Jetzt soll die Marke nach Toyodas Willen von der Zuschauertribüne gleich zum Olympiasieg stürmen. Zehn E-Fahrzeuge mit Batterie werden in den nächsten Jahren auf den Markt kommen. An der grundsätzlichen Überzeugung hat sich aber eigentlich nicht so viel geändert, wie die Techniker betonen: Akzeptabel seien die schweren Energieträger nur für kurze bis maximal mittlere Reichweiten. Darüber hinaus sind also auch zu den Olympischen Spielen keine solchen Autos des Herstellers zu erwarten.

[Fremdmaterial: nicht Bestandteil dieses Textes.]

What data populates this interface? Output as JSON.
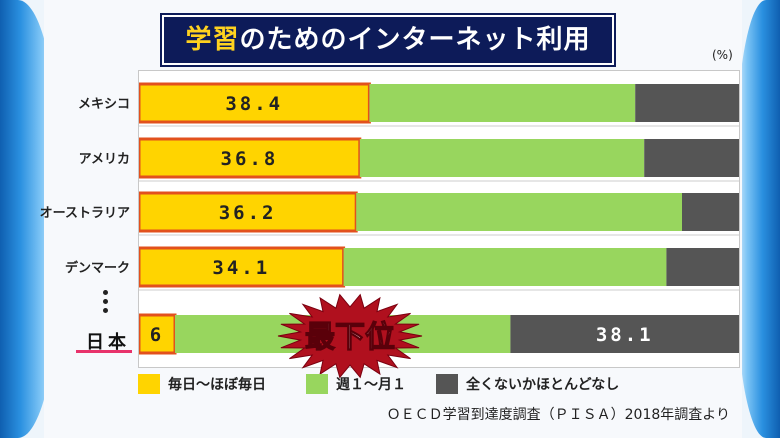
{
  "title_highlight": "学習",
  "title_rest": "のためのインターネット利用",
  "unit": "(%)",
  "chart_data": {
    "type": "bar",
    "stacked": true,
    "orientation": "horizontal",
    "title": "学習のためのインターネット利用",
    "unit": "(%)",
    "categories": [
      "メキシコ",
      "アメリカ",
      "オーストラリア",
      "デンマーク",
      "日本"
    ],
    "series": [
      {
        "name": "毎日〜ほぼ毎日",
        "color": "#ffd400",
        "values": [
          38.4,
          36.8,
          36.2,
          34.1,
          6
        ],
        "labels": [
          "38.4",
          "36.8",
          "36.2",
          "34.1",
          "6"
        ]
      },
      {
        "name": "週１〜月１",
        "color": "#98d65e",
        "values": [
          44.3,
          47.4,
          54.3,
          53.8,
          55.9
        ]
      },
      {
        "name": "全くないかほとんどなし",
        "color": "#555555",
        "values": [
          17.3,
          15.8,
          9.5,
          12.1,
          38.1
        ],
        "labels": [
          "",
          "",
          "",
          "",
          "38.1"
        ]
      }
    ],
    "xlim": [
      0,
      100
    ]
  },
  "annotation": "最下位",
  "ellipsis": "⋮",
  "source": "ＯＥＣＤ学習到達度調査（ＰＩＳＡ）2018年調査より"
}
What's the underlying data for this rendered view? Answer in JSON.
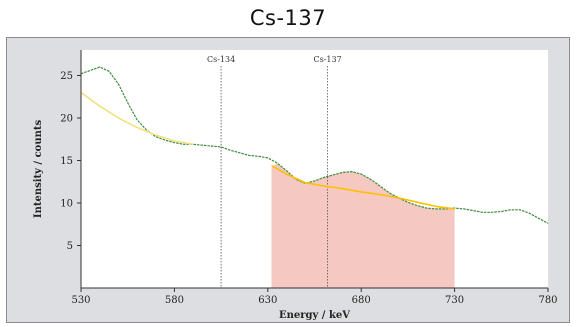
{
  "title": "Cs-137",
  "chart_data": {
    "type": "line",
    "xlabel": "Energy / keV",
    "ylabel": "Intensity / counts",
    "xlim": [
      530,
      780
    ],
    "ylim": [
      0,
      28
    ],
    "xticks": [
      "530",
      "580",
      "630",
      "680",
      "730",
      "780"
    ],
    "yticks": [
      "5",
      "10",
      "15",
      "20",
      "25"
    ],
    "grid": false,
    "markers": [
      {
        "label": "Cs-134",
        "x": 605
      },
      {
        "label": "Cs-137",
        "x": 662
      }
    ],
    "shaded_region": {
      "x_start": 632,
      "x_end": 730,
      "color": "#f5c8c2"
    },
    "series": [
      {
        "color": "#3c8a3c",
        "x": [
          530,
          535,
          540,
          545,
          550,
          555,
          560,
          565,
          570,
          575,
          580,
          585,
          590,
          595,
          600,
          605,
          610,
          615,
          620,
          625,
          630,
          635,
          640,
          645,
          650,
          655,
          660,
          665,
          670,
          675,
          680,
          685,
          690,
          695,
          700,
          705,
          710,
          715,
          720,
          725,
          730,
          735,
          740,
          745,
          750,
          755,
          760,
          765,
          770,
          775,
          780
        ],
        "y": [
          25.2,
          25.6,
          26.0,
          25.5,
          24.0,
          21.8,
          19.8,
          18.6,
          17.8,
          17.4,
          17.1,
          16.9,
          16.9,
          16.8,
          16.7,
          16.6,
          16.2,
          15.9,
          15.6,
          15.5,
          15.3,
          14.7,
          13.8,
          12.8,
          12.3,
          12.6,
          13.0,
          13.3,
          13.6,
          13.7,
          13.4,
          12.8,
          12.0,
          11.2,
          10.6,
          10.1,
          9.7,
          9.4,
          9.3,
          9.3,
          9.4,
          9.3,
          9.1,
          8.9,
          8.9,
          9.0,
          9.2,
          9.2,
          8.8,
          8.2,
          7.6
        ]
      },
      {
        "color": "#f2e080",
        "x": [
          530,
          540,
          550,
          560,
          570,
          580,
          590
        ],
        "y": [
          23.0,
          21.4,
          20.0,
          18.9,
          18.0,
          17.3,
          16.9
        ]
      },
      {
        "color": "#ffc000",
        "x": [
          632,
          640,
          650,
          660,
          670,
          680,
          690,
          700,
          710,
          720,
          730
        ],
        "y": [
          14.4,
          13.4,
          12.4,
          12.0,
          11.7,
          11.3,
          11.0,
          10.6,
          10.1,
          9.6,
          9.3
        ]
      }
    ]
  }
}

Dafür aber eine ganze Flotte von Brennstoffzellenmodellen. Mehr als 100.000 Athletinnen und Athleten, Betreuerinnen und Betreuer und Funktionäre wollen schließlich einen Monat lang kreuz und quer durch die Region Tokio, zehnmal so groß wie Berlin, bewegt werden – eine Dauerwerbesendung unter den Augen der Welt. Und sicher auch vieler neidischer Tokioter. Für die dürften die chronisch verstopften Highways nämlich noch ein wenig enger werden, wenn die IOC-Granden auf ihren Sonderfahrspuren auf der dauergrünen Welle surfen. Um freie Fahrt zu garantieren, nutzt Toyota auf den Straßen sogar die Logistik aus seinem Produktionssystem.

Mit fünf Fahrzeugtypen wollen die Japaner sich bei Tokio 2020 profilieren. Die wichtigsten sind dabei per Batterie unterwegs. So soll der vollverkleidete zweisitzige i-Road Tausende Helfer ultramobil machen. Das Kleinstfahrzeug kann sich wie ein Motorrad in die Kurve legen, ist bis zu 60 km/h schnell und mit dem weiten Einschlagwinkel seines Hinterrades extrem wendig. Vorn sitzen zwei Räder, nah beieinander und mit Elektroradnabenmotoren angetrieben.

Die 60 Kilometer Reichweite sollen die Helferinnen über den Tag bringen – und der Welt diese neue Fahrzeugklasse vielleicht doch noch schmackhaft machen. Modellversuche in Tokio und Grenoble haben nämlich noch nicht zur Entscheidung für eine Massenfertigung geführt. Finanzielle Wagnisse geht Toyota schließlich ungern ein.